Saturday, October 30, 2010

UK Soldiers Trained to Humiliate, Strip and Threaten Iraqis

Condensed from “Humiliate, Strip, Threaten: UK Interrogation Manuals Discovered,” copyright Ian Cobain of the Guardian, published in the Cambodia Daily, Oct. 27, 2010.  All text below is copyright Cobain/the Guardian.

LONDON – The British military has been training interrogators in techniques that include threats, sensory deprivation and enforced nakedness in an apparent breach of the Geneva Conventions.
One PowerPoint training aid created in September 2005 tells trainee military interrogators that prisoners should be stripped before they are questioned.  “Get them naked,” it says.  “Keep them naked if they do not follow commands.”
     A manual prepared in April 2008 suggests that “Cpers” – captured personnel – be kept in conditions of physical discomfort and intimidated.  It also urges enforced nakedness.

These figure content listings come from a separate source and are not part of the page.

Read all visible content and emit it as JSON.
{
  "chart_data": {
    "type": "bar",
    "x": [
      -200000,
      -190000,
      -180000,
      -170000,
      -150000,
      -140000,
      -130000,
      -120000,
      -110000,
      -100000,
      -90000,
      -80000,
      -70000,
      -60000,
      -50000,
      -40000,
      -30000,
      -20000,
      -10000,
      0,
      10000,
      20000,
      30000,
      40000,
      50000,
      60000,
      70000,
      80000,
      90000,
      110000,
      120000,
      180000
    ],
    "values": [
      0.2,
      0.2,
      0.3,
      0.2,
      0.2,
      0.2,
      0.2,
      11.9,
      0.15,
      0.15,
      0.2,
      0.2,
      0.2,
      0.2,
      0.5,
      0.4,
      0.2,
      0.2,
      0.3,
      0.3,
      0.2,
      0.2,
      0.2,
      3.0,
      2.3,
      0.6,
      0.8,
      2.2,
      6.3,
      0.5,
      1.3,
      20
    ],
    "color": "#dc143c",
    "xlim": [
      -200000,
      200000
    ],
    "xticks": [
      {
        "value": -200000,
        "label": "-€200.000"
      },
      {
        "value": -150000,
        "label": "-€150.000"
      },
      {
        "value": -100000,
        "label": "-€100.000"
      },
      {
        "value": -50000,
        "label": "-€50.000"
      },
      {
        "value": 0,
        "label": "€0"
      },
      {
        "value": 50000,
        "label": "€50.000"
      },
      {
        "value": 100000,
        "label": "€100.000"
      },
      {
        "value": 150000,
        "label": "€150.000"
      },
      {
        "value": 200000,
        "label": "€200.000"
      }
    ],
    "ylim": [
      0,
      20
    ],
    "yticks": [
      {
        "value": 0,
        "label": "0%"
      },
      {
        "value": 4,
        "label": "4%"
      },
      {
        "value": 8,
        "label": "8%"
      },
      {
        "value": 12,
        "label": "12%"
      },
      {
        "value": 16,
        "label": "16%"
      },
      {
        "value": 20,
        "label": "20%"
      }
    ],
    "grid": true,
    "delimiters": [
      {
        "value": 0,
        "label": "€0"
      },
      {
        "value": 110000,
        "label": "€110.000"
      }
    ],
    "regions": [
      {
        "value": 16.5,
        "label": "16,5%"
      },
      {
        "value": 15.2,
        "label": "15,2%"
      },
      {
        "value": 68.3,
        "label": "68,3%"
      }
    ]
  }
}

More recent training material . . . suggests that interrogators tell prisoners they will be held incommunicado unless they answer questions.

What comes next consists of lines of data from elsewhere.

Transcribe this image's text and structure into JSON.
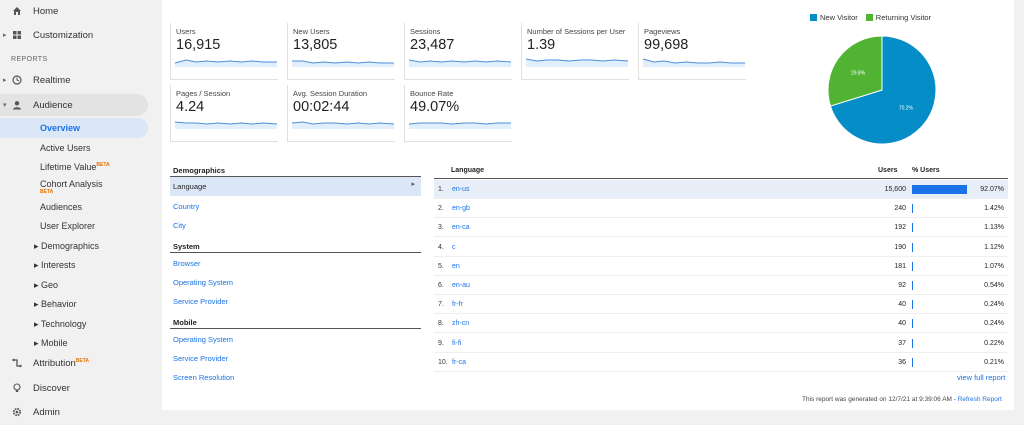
{
  "sidebar": {
    "home": "Home",
    "customization": "Customization",
    "reports_header": "REPORTS",
    "realtime": "Realtime",
    "audience": "Audience",
    "overview": "Overview",
    "active_users": "Active Users",
    "lifetime_value": "Lifetime Value",
    "lifetime_value_badge": "BETA",
    "cohort_analysis": "Cohort Analysis",
    "cohort_analysis_badge": "BETA",
    "audiences": "Audiences",
    "user_explorer": "User Explorer",
    "demographics": "Demographics",
    "interests": "Interests",
    "geo": "Geo",
    "behavior": "Behavior",
    "technology": "Technology",
    "mobile": "Mobile",
    "attribution": "Attribution",
    "attribution_badge": "BETA",
    "discover": "Discover",
    "admin": "Admin"
  },
  "metrics": [
    {
      "label": "Users",
      "value": "16,915"
    },
    {
      "label": "New Users",
      "value": "13,805"
    },
    {
      "label": "Sessions",
      "value": "23,487"
    },
    {
      "label": "Number of Sessions per User",
      "value": "1.39"
    },
    {
      "label": "Pageviews",
      "value": "99,698"
    },
    {
      "label": "Pages / Session",
      "value": "4.24"
    },
    {
      "label": "Avg. Session Duration",
      "value": "00:02:44"
    },
    {
      "label": "Bounce Rate",
      "value": "49.07%"
    }
  ],
  "chart_data": {
    "type": "pie",
    "legend": [
      "New Visitor",
      "Returning Visitor"
    ],
    "values": [
      70.2,
      29.8
    ],
    "labels": [
      "70.2%",
      "29.8%"
    ],
    "colors": [
      "#058dc7",
      "#50b432"
    ],
    "legend_position": "top"
  },
  "dimensions": {
    "demographics_header": "Demographics",
    "language": "Language",
    "country": "Country",
    "city": "City",
    "system_header": "System",
    "browser": "Browser",
    "operating_system": "Operating System",
    "service_provider": "Service Provider",
    "mobile_header": "Mobile",
    "mobile_operating_system": "Operating System",
    "mobile_service_provider": "Service Provider",
    "screen_resolution": "Screen Resolution"
  },
  "language_table": {
    "col_language": "Language",
    "col_users": "Users",
    "col_pct_users": "% Users",
    "rows": [
      {
        "num": "1.",
        "lang": "en-us",
        "users": "15,600",
        "pct": "92.07%",
        "share": 92.07
      },
      {
        "num": "2.",
        "lang": "en-gb",
        "users": "240",
        "pct": "1.42%",
        "share": 1.42
      },
      {
        "num": "3.",
        "lang": "en-ca",
        "users": "192",
        "pct": "1.13%",
        "share": 1.13
      },
      {
        "num": "4.",
        "lang": "c",
        "users": "190",
        "pct": "1.12%",
        "share": 1.12
      },
      {
        "num": "5.",
        "lang": "en",
        "users": "181",
        "pct": "1.07%",
        "share": 1.07
      },
      {
        "num": "6.",
        "lang": "en-au",
        "users": "92",
        "pct": "0.54%",
        "share": 0.54
      },
      {
        "num": "7.",
        "lang": "fr-fr",
        "users": "40",
        "pct": "0.24%",
        "share": 0.24
      },
      {
        "num": "8.",
        "lang": "zh-cn",
        "users": "40",
        "pct": "0.24%",
        "share": 0.24
      },
      {
        "num": "9.",
        "lang": "fi-fi",
        "users": "37",
        "pct": "0.22%",
        "share": 0.22
      },
      {
        "num": "10.",
        "lang": "fr-ca",
        "users": "36",
        "pct": "0.21%",
        "share": 0.21
      }
    ],
    "view_full_report": "view full report"
  },
  "footer": {
    "generated_text": "This report was generated on 12/7/21 at 9:39:06 AM - ",
    "refresh_link": "Refresh Report"
  },
  "colors": {
    "accent": "#1a73e8",
    "pie_new": "#058dc7",
    "pie_returning": "#50b432"
  }
}
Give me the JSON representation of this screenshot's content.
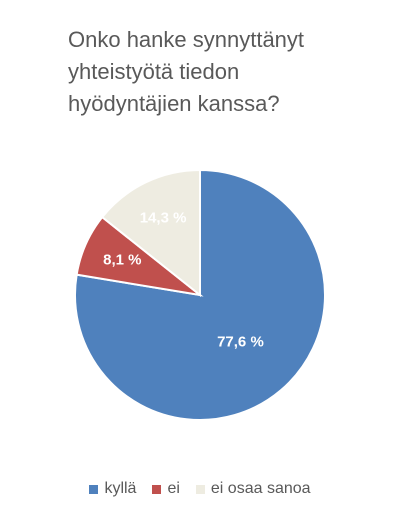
{
  "chart_data": {
    "type": "pie",
    "title": "Onko hanke synnyttänyt yhteistyötä tiedon hyödyntäjien kanssa?",
    "categories": [
      "kyllä",
      "ei",
      "ei osaa sanoa"
    ],
    "values": [
      77.6,
      8.1,
      14.3
    ],
    "value_labels": [
      "77,6 %",
      "8,1 %",
      "14,3 %"
    ],
    "colors": [
      "#4f81bd",
      "#c0504d",
      "#eeece1"
    ]
  }
}
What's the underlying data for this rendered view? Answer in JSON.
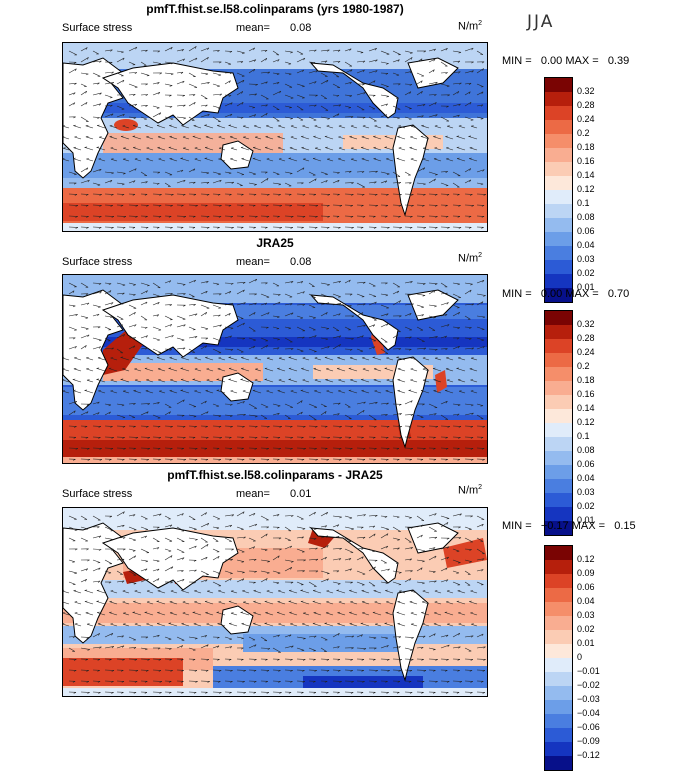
{
  "season": "JJA",
  "panels": [
    {
      "title": "pmfT.fhist.se.l58.colinparams (yrs 1980-1987)",
      "field": "Surface stress",
      "mean_label": "mean=",
      "mean_value": "0.08",
      "units": "N/m",
      "units_exp": "2",
      "min_label": "MIN =",
      "min_value": "0.00",
      "max_label": "MAX =",
      "max_value": "0.39",
      "colorbar": {
        "levels": [
          "0.32",
          "0.28",
          "0.24",
          "0.2",
          "0.18",
          "0.16",
          "0.14",
          "0.12",
          "0.1",
          "0.08",
          "0.06",
          "0.04",
          "0.03",
          "0.02",
          "0.01"
        ],
        "colors": [
          "#7a0403",
          "#b61f0c",
          "#dc4326",
          "#ec6a45",
          "#f58e6a",
          "#f9ad91",
          "#fbccb4",
          "#fde8da",
          "#e0ecfa",
          "#bcd5f4",
          "#94bbef",
          "#6c9ee8",
          "#4a7ee0",
          "#2c5bd6",
          "#1535c0",
          "#07108a"
        ]
      }
    },
    {
      "title": "JRA25",
      "field": "Surface stress",
      "mean_label": "mean=",
      "mean_value": "0.08",
      "units": "N/m",
      "units_exp": "2",
      "min_label": "MIN =",
      "min_value": "0.00",
      "max_label": "MAX =",
      "max_value": "0.70",
      "colorbar": {
        "levels": [
          "0.32",
          "0.28",
          "0.24",
          "0.2",
          "0.18",
          "0.16",
          "0.14",
          "0.12",
          "0.1",
          "0.08",
          "0.06",
          "0.04",
          "0.03",
          "0.02",
          "0.01"
        ],
        "colors": [
          "#7a0403",
          "#b61f0c",
          "#dc4326",
          "#ec6a45",
          "#f58e6a",
          "#f9ad91",
          "#fbccb4",
          "#fde8da",
          "#e0ecfa",
          "#bcd5f4",
          "#94bbef",
          "#6c9ee8",
          "#4a7ee0",
          "#2c5bd6",
          "#1535c0",
          "#07108a"
        ]
      }
    },
    {
      "title": "pmfT.fhist.se.l58.colinparams - JRA25",
      "field": "Surface stress",
      "mean_label": "mean=",
      "mean_value": "0.01",
      "units": "N/m",
      "units_exp": "2",
      "min_label": "MIN =",
      "min_value": "−0.17",
      "max_label": "MAX =",
      "max_value": "0.15",
      "colorbar": {
        "levels": [
          "0.12",
          "0.09",
          "0.06",
          "0.04",
          "0.03",
          "0.02",
          "0.01",
          "0",
          "−0.01",
          "−0.02",
          "−0.03",
          "−0.04",
          "−0.06",
          "−0.09",
          "−0.12"
        ],
        "colors": [
          "#7a0403",
          "#b61f0c",
          "#dc4326",
          "#ec6a45",
          "#f58e6a",
          "#f9ad91",
          "#fbccb4",
          "#fde8da",
          "#e0ecfa",
          "#bcd5f4",
          "#94bbef",
          "#6c9ee8",
          "#4a7ee0",
          "#2c5bd6",
          "#1535c0",
          "#07108a"
        ]
      }
    }
  ]
}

     The 1949 Geneva Conventions prohibit any “physical or moral coercion,” in particular coercion employed to obtain information.
     This material was created for the instruction of “tactical questioners,” who conduct initial interrogations of prisoners of war, as well as for the instruction of servicemen and women from all three branches of the armed forces.
     Next month, at the high court in London, lawyers representing more than 100 Iraqis who were held and interrogated by British forces . . . will argue that there is compelling evidence that they were tortured in a systematic manner.
     The abuse . . . includes 59 allegations of detainees being hooded, 11 of electric shocks . . . 52 of sleep deprivation, 131 of sight deprivation using blackened goggles, 39 of enforced nakedness and 18 allegations that detainees were kept awake by pornographic DVDs played on laptops.